Though we have long permitted the federal government to awe and bully the state governments into conformance with a variety of laws (some in keeping with our country’s foundational principles of freedom and self-responsibility, and many others not) one can hope and work toward a time when the bullying stops.

Meanwhile, thanks to Texas for leaving the lights on for us.

Look Out Wisconsin, Here Come the Feds

First, we had a state in deep financial trouble. Then, we had a governor and a majority of legislators who determined that public employee unions were contributing to the problem. Next, we had a crazy state supreme court election along with a state judge deciding to overrule the governor and legislators on the matter of the public unions and collective bargaining. And, most recently, we had the state supreme court tell the state judge that not only did she get the law wrong with her ruling, but she got it so wrong that the supreme court is not returning the case to her for a do-over.

Now, it gets interesting:

One day after the Wisconsin Supreme Court ordered the reinstatement of collective-bargaining legislation that potentially affects thousands of public-sector employees, a coalition of unions filed suit in federal court seeking to block it.
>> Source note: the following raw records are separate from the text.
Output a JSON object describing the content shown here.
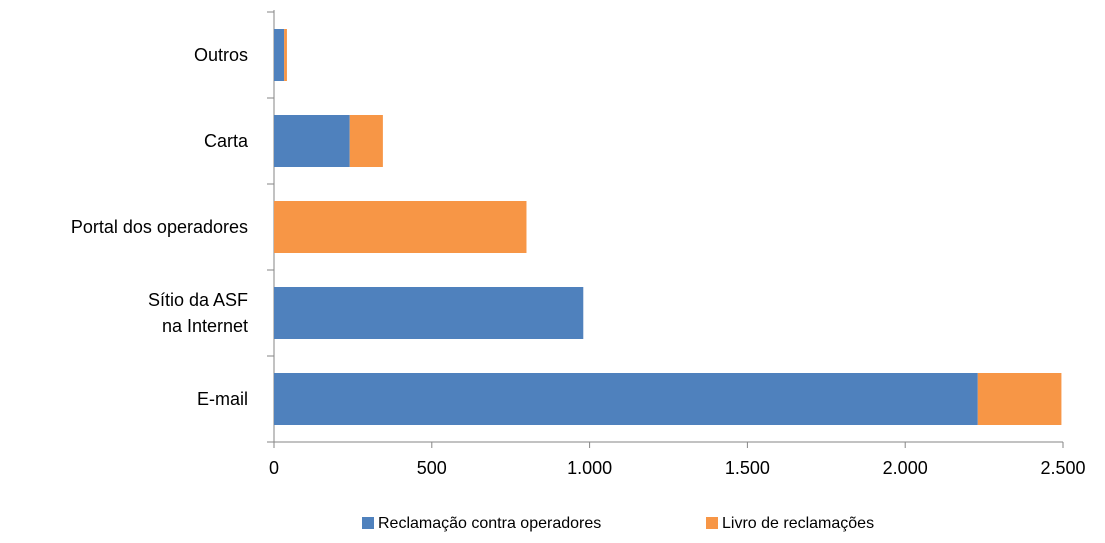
{
  "chart_data": {
    "type": "stacked_barh",
    "categories": [
      "Outros",
      "Carta",
      "Portal dos operadores",
      "Sítio da ASF\nna Internet",
      "E-mail"
    ],
    "series": [
      {
        "name": "Reclamação contra operadores",
        "color": "#4f81bd",
        "values": [
          32,
          240,
          0,
          980,
          2230
        ]
      },
      {
        "name": "Livro de reclamações",
        "color": "#f79646",
        "values": [
          9,
          105,
          800,
          0,
          265
        ]
      }
    ],
    "xlim": [
      0,
      2500
    ],
    "xticks": [
      0,
      500,
      {
        "value": 1000,
        "label": "1.000"
      },
      {
        "value": 1500,
        "label": "1.500"
      },
      {
        "value": 2000,
        "label": "2.000"
      },
      {
        "value": 2500,
        "label": "2.500"
      }
    ],
    "legend": "bottom"
  }
}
The Wisconsin State AFL-CIO on Wednesday joined a number of other unions seeking to halt Gov. Scott Walker’s controversial collective bargaining legislation.

The groups include the American Federation of State, County and Municipal Employees (AFSCME) Council 24, AFSCME Council 40, AFSCME Council 48, the American Federation of Teachers (AFT), the Wisconsin Education Association Council (WEAC), the Wisconsin State Employees Union, The Wisconsin State AFL-CIO and the Service Employees International Union – Health Care Wisconsin (SEIU).

Having been apparently unable to control the lawmaking process at the state-level, the labor unions are taking their boo-boos to Uncle Sam. Uncle Sam, meanwhile, is still kicking South Carolina via the NLRB case against Boeing.

The disposition of these two union-related matters will go far to determine if states have the rights that were not delineated by the US Constitution as belonging to the federal government.


Margin in Wisconsin

This was supposed to be written up yesterday, but wasn’t. I believe the surprise (as in “I’m surprised to have this much snow in the middle of April”) storm messed up my schedule.

Now that I have my excuse out of the way, let’s look at the recent election in Wisconsin. You remember how it went, right? It appeared that Kloppenberg (the not-as-conservative candidate) had won by 204 votes or so. Immediately, various luminaries–including the self-hating capitalist Michael Moore–told everyone that the election was over and that Prosser (the more-conservative-candidate) should concede, regardless of how close the vote was. After all, a majority is a majority.

Then, we found out that about 10,000 votes had not been recorded in the official tally. Now, we have the official totals. Prosser has the contest by 7316 votes. Or, to put it another way, a few hundred short of the percentage needed to preclude a recount:

The margin – 0.488% – is within the 0.5% limit that would allow Kloppenburg to request a statewide recount at taxpayers’ expense.

The deadline for calling for a recount is 5 p.m. Wednesday. Although counties have certified their results, by law the Government Accountability Board can’t certify the statewide results and declare an official winner until after that recount deadline passes or after completion of a recount, the state agency noted.

The Kloppenburg campaign has not decided whether to seek a recount, and it has not conceded the race, either.

So, what’s it going to be? Will those who were in favor of allowing the majority candidate to win with a very small margin stick to their principles?

We should find out in the next few days.